Stock guru Jim Cramer says problems abroad and at home could lead the Dow to a shocking new low, as far down as below Dow 8,400 — if a bailout doesn’t emerge from Congress soon.
“There is so much going wrong. The credit markets are vanishing, the earnings are vanishing, and the only hope is a plan that ignites credit markets, forces money off the sidelines and gets this economy and the worldwide economy moving again,” Cramer writes on TheStreet.com.
A lot of America’s problems can be traced directly to big problems in the markets of its biggest foreign customers, like Brazil, Russia, India, and China, he says.
“With the collapse of Chinese growth — they have simply ceased to be importers since the summer — the inflation in India, the war in Russia, and a U.S.-led slowdown in Brazil (although that remains a robust market), BRIC is more like having a brick around your neck than a wind at your back,” Cramer says.

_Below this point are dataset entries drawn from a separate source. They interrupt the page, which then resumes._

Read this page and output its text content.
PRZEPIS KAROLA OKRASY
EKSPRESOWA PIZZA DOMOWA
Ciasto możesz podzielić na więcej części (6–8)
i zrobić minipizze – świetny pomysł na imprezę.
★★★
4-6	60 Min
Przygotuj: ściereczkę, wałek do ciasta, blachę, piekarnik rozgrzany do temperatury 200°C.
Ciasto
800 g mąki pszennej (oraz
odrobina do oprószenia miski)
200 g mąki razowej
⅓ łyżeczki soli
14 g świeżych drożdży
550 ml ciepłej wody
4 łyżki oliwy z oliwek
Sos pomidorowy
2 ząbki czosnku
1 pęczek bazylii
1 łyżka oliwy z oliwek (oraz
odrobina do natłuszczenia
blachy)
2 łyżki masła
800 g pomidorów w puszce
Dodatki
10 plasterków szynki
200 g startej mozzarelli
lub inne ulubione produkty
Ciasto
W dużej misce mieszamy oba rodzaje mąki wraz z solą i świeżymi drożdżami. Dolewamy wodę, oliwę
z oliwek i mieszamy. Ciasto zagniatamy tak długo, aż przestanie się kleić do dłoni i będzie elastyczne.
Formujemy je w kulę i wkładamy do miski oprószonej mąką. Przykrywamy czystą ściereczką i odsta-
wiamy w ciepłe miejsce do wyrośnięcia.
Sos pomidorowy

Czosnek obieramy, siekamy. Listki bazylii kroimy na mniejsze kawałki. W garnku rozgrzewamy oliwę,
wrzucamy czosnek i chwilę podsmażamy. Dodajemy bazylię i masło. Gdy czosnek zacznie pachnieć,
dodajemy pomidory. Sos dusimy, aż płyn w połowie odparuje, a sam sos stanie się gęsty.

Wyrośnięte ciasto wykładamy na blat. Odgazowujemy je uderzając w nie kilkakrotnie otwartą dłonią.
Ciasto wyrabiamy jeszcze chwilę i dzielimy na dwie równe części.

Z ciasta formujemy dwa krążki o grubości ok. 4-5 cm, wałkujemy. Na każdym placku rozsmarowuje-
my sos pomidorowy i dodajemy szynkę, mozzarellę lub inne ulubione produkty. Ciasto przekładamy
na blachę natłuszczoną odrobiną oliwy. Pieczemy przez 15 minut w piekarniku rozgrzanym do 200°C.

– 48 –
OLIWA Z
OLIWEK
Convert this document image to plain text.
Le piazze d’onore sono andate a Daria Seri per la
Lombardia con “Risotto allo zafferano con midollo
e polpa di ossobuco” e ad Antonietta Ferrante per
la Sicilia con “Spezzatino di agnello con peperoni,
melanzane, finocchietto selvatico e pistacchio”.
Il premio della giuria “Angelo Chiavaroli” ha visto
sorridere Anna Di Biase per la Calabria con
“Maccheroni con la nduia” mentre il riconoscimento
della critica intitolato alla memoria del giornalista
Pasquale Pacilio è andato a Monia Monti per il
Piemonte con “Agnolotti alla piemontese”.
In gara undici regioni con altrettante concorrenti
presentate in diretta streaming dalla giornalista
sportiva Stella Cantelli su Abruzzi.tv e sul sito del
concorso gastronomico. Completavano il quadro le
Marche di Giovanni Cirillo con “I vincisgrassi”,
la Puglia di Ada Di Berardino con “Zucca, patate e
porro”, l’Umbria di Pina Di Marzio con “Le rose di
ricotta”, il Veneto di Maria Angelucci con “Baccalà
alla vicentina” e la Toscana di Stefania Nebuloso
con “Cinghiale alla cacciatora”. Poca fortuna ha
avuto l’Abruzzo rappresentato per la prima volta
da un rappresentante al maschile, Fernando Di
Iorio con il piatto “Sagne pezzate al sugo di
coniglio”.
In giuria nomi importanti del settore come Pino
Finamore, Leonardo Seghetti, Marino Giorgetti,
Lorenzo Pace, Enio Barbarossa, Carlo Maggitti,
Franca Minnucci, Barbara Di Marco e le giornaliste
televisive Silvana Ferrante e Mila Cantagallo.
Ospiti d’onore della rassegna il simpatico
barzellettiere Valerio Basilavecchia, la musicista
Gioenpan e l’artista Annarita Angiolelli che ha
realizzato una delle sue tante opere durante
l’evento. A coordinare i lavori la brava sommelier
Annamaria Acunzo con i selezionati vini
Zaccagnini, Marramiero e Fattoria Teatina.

High oil and collapsing financial systems have put the Dow component stocks in a sticky position: No one is buying at home, and no one abroad is buying much either.
“Finally, in a recession like we are having, one can only guess how badly the consumer will be scalded,” Cramer warns. He then lists each of the Dow Stocks and sets price targets for each.
“When you add these worst-case prices together you get Dow Jones 8,378, which, reluctantly, I admit is where we are going if everything fails with the plan, and the economies here and worldwide are left to their own devices,” Cramer says.
Meanwhile, followers of the Dow Theory, the brainchild of the index’s creator, Charles Dow, point to a similar outcome, if through different reasoning.
According to the theory, transportation stocks signal what the broader Dow manufacturing stocks will do next. If shipping slips, manufacturing is next.
And shipping stocks have slipped, reports Bloomberg News, hitting their lowest mark since March 17 on Monday, the day of the 777-point drop.
“When the Dow transports are making new lows, that generally signals more trouble for the markets,'' Frederic Dickson, chief market strategist at D.A. Davidson & Co., told Bloomberg.
“The transports are really a signal of what Wall Street thinks of overall economic prospects.”